Me acordé de papá, de cuando caminábamos por veredas enfrentadas y me puse a llorar. Un llanto privado, sin reclamo.
–Hay que hacer algo –dijo mamá.
–Cálmese, señora, es una pelota –dijo alguien.
–La pelota de Maradona… ¡Imbécil!
Hubo un rumoreo entre escéptico y asombrado.
–Claro… la del gol a los ingleses –dijo otro, como si prendiera una mecha.
–Yo oí que estaba en Concordia... –aportó un pelado.
–No puede ser... –dijo otro, sin negar.
–¡Es ella! –gritó alguien. Los binoculares le otorgaban cierta autoridad.
Todos parecieron reconocerla.
Ya habíamos hecho unos cuatrocientos metros. El grupo se ensanchaba con el barrer de la playa.
–¿Quién es el chico? –preguntó una vieja; a duras penas podía seguirnos.
–El ángel de la pelota –contestó uno, relamiéndose en la vanidad periodística de acuñar una frase.
Quedaban unos doscientos metros de playa antes de que empezara un bosque barrancoso, alguien propuso buscar los autos y esperar más adelante. Cundió la idea de que fuera en el parque San Carlos. Otro propuso que llamáramos a prefectura. Recordé el odio de mi padre por cualquier fuerza del orden y grité que no. Mi madre se encargó de amplificar mi negativa, ella tenía una mejor garganta. Sentí su apoyo, fue liberador, como vomitar kriptonita.
–¡Nada de prefectura, esta es una causa del pueblo! –gritó alguien, que parecía en pedo, pero solo era rengo y estaba entusiasmado.
–¡Argentina! ¡Argentina! –hubo un conato de coro que se ahogó en los esfuerzos de la marcha.
Empezaba el bosque. La mitad menos heroica del grupo adoptó la idea de esperar río abajo, y se desvió hacia sus autos. Yo ya había empezado a rasguñarme entre ramas. Se oyó una caravana desordenada, los motores y las bocinas se contagiaban como ladridos.
De a ratos podíamos verla, flotaba en un sosiego ajeno, como un cisne recogido. Algunos pescadores no habían tenido tiempo a dejar sus cañas y habían empezado a rezagarse en una lucha de palitos chinos con las ramas. Uno de ellos, barbudo, se desprendió de la suya, los demás lo imitaron. Cambié mi opinión. Un pescador es un hombre vacante que espera al mesías.
A mi lado, un viejo había alzado a un niño exhausto, quizás su nieto. Le explicaba que la pelota bajó desde México, orilló el golfo y el Mar Caribe… que entró por el Cauca y trenzó los ríos de América para saludar a su gente.

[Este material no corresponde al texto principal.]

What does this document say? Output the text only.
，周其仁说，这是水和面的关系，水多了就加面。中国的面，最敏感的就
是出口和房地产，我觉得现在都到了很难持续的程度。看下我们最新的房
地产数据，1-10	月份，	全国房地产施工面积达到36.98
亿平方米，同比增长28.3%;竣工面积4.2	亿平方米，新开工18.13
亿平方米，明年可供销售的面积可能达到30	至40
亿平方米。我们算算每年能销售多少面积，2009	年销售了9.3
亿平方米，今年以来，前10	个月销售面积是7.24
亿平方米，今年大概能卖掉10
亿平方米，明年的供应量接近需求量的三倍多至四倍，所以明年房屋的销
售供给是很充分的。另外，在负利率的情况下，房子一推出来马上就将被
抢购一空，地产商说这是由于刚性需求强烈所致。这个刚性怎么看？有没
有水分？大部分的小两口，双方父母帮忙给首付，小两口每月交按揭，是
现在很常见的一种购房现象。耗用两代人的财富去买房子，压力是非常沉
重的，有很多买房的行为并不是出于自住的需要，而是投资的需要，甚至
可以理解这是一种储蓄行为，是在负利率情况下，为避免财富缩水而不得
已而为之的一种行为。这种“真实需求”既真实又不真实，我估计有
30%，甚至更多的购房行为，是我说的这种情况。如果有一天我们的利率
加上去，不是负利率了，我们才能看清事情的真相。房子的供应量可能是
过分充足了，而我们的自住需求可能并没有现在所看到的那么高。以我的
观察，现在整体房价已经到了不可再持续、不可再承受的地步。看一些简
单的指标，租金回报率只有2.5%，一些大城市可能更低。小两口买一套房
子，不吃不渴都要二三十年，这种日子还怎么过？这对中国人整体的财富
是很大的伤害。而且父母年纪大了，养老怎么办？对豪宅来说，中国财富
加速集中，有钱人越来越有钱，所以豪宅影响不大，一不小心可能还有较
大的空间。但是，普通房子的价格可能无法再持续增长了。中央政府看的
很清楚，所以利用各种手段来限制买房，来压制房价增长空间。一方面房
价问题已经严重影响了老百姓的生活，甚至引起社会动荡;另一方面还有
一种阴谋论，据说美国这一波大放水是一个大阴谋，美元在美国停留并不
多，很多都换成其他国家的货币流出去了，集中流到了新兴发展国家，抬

–¿Y cómo atravesó la represa? –quiso saber uno.
–Por la compuerta principal –sentenció el niño.
–Por la compuerta principal –ratificó el viejo.
Mamá iba descalza y se ensartaba espinas. Y puteaba, pero no era quejumbre, sonaba como una arenga: Mierda, Carajo. Había adquirido un andar de amazona que me enorgullecía; Federico la seguía detrás, con hojotas y un poco zalamero.
La caminata duró unas tres horas.
Desembocamos en el parque San Carlos: los hombres de Cortés frente a Tenochtitlán. Estaba repleto, el grito concertado de cientos hacía olas en el aire: olé olé olé olé. La pelota, como un moisés sumiso, surcaba las aguas oscuras. La multitud se enardecía.
Mi madre me dio la mano. Nos abrieron paso hasta la orilla.
La vimos alejarse en la noche del río, hacia la luna, como una hija que vuelve al regazo.